しかしながら、少々製作者がバグに怯えすぎて、プレイヤーがゲームの主人公となって自由に行動するというものから、段々と製作者の作成した読み物のページをめくるようなゲームの作りになっているようにも思えます。

これは製作者だけの問題ではなく、プレイヤー側の問題でもあります。

昔と比べてネットが発達した今、攻略やストーリーは一夜にして開示され、バグなどの粗は全てのユーザーに共有されて広まります。

結果、バグがあるから直るまで買わない。
粗があるからクソゲーといった烙印が押されます。

そして最近ではeSportsが誕生し、より厳格な体制が組まれています。

ゲームをプロの仕事とする以上、ゲームに不確定要素があってはなりません。そうなるとゲームはますます管理された厳格なものへと変わっていきます。

何度も言いますが、これらは悪いことではありません。

むしろバグが無いのは当然のことで、全てが緻密な計算のうえで成り立つゲームバランスというのは素晴らしく、とても面白い作品が数多くあります。
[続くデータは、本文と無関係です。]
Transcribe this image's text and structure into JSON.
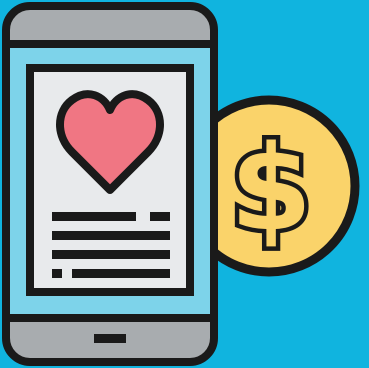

しかしながら、これらの流れによって製作者はバグを出さないようにするために遊びの余白を無くしていき、プレイヤーはバグや粗が無いか調べ、監視し、報告するようになっていきます。

ゲームという自由な遊び場は、どんどん窮屈な公園へと変わっていきます。

もう少し例を挙げて見ましょう。

バグで有名といえば「星のカービィ スーパーデラックス」があります。
これはもはやハード側の欠陥だと思うのですが、ゲームカセットを一振りしたり、デコピンするとゲームデータが消えます。

最初このバグに出会ったときはショックのあまり泣いてしまいました。

↑明るい音楽からの 0%0%0% ドンッ! が絶望感あって好きです。

ショックに負けじと一からやり直してみると、あれだけ苦労した全クリがあっという間に出来るようになっていました。

そして次の日スーファミの電源を入れると当然にようにデータが消えているので、今度は驚くことなく全クリします。

いつしかクリア度0%からスタートし、100%クリアというEDを見るステージクリア型ゲームのように楽しんでいる自分が居ました。

このバグは広く知られ愛されており、リメイクやVC版でもバグを再現できるようにしてほしいと望まれたほどです。

この他にも、古いゲームの復刻時、バグはそのままにしておいて欲しいという声が挙がることはよくあります。

無論、愛されるのはそういったバグであって、フリーズしたり進行不可となるようなバグは昔から嫌われ復活も望まれていません。

その線引きはとても難しいですし、バグですから重要度の軽いバグを狙って出せるものではありません。
狙って出せるならバグではなく仕様です。

現在でも、海外の物理演算を多用したゲームやオープンワールドゲームはバグの温床であり、そういったものを意図的に起こして集めた動画などは人気を博しています。

開発者にとっては頭を抱える問題だと思いますが、ゲームは本来、多少のバグ程度はその面白さで飲み込んでしまうぐらい懐の深いものであったと思います。

最近ではバカゲーの類も復権していますし、もっと自由なゲーム社会になっていくと良いですね。